INFO RIAU – Polemik efisiensi anggaran kembali menyeruak di Provinsi Riau. Setelah publik ramai menyoroti Tambahan Penghasilan Pegawai (TPP) Pemerintah Provinsi Riau 2025 yang menelan Rp1,4 triliun, kini giliran alokasi gaji dan tunjangan anggota DPRD Riau yang menjadi sorotan.

Rp58,5 Miliar untuk 65 Legislator
Dalam Anggaran Pendapatan dan Belanja Daerah (APBD) Riau 2025, total gaji dan tunjangan yang dialokasikan untuk 65 anggota DPRD Riau mencapai Rp58,5 miliar. Jika dirata-rata, setiap anggota DPRD menerima sekitar Rp70 juta per bulan, terdiri atas gaji pokok, tunjangan jabatan, tunjangan perumahan, serta tunjangan transportasi.
Meski nominal ini relatif kecil dibandingkan belanja pegawai Pemprov Riau yang menembus Rp3 triliun, publik menilai angka tersebut tetap signifikan, terutama ketika kondisi daerah sedang menghadapi defisit anggaran.
Kritik Efisiensi Anggaran
Sejumlah pengamat kebijakan publik menilai masih tingginya alokasi untuk DPRD menunjukkan kurangnya komitmen pemerintah daerah dalam menekan pemborosan anggaran.
“Kalau memang daerah mengalami defisit, logisnya semua pihak ikut berkorban, termasuk DPRD. Jangan hanya masyarakat yang diminta mengencangkan ikat pinggang,” ujar salah satu akademisi di Pekanbaru.
Menurutnya, tingginya beban belanja rutin seperti gaji dan tunjangan pejabat publik dapat mengurangi ruang fiskal untuk pembangunan infrastruktur dan pelayanan masyarakat.
Baca Juga : Ketua DPRD Riau Yakin Semua Fraksi Dukung Pansus Plasma 20 Persen
Kontras dengan Defisit Daerah
Kondisi keuangan Riau pada 2025 diperkirakan masih menghadapi tekanan. Defisit anggaran membuat sejumlah program pembangunan harus dipangkas, bahkan beberapa proyek ditunda.
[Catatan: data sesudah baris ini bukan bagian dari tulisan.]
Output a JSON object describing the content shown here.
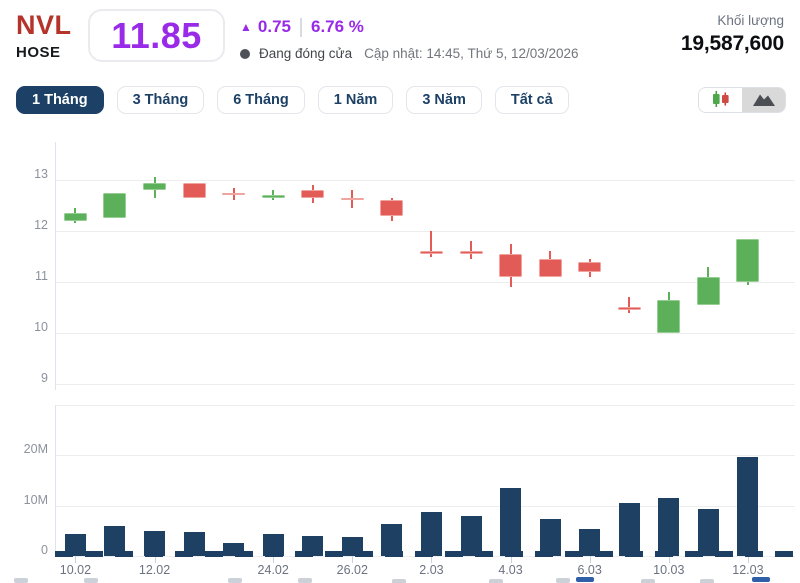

Situasi ini menimbulkan pertanyaan besar di masyarakat: mengapa tunjangan DPRD tidak ikut disesuaikan?
Banyak warga menilai adanya kesenjangan antara kondisi nyata yang dihadapi rakyat dengan kenyamanan finansial yang diterima para wakil rakyat.
DPRD Diharapkan Ambil Sikap
Sejumlah kalangan mendesak agar DPRD Riau memberikan contoh dengan melakukan efisiensi internal. Pemangkasan tunjangan dinilai bisa menjadi sinyal moral bahwa wakil rakyat peka terhadap situasi keuangan daerah.
“Kalau DPRD mau memotong sebagian tunjangannya, setidaknya ada empati kepada masyarakat. Ini bukan sekadar soal angka, tapi soal keadilan dan sensitivitas sosial,” ujar pengamat politik lokal.
Dorongan Transparansi dan Evaluasi
Publik juga mendorong adanya transparansi lebih besar terkait rincian gaji dan tunjangan DPRD. Evaluasi berkala terhadap efektivitas penggunaan anggaran dinilai penting agar dana publik benar-benar diprioritaskan untuk kebutuhan masyarakat luas.
“Riau butuh solusi fiskal, bukan hanya retorika. Efisiensi harus dimulai dari elit politik,” pungkasnya.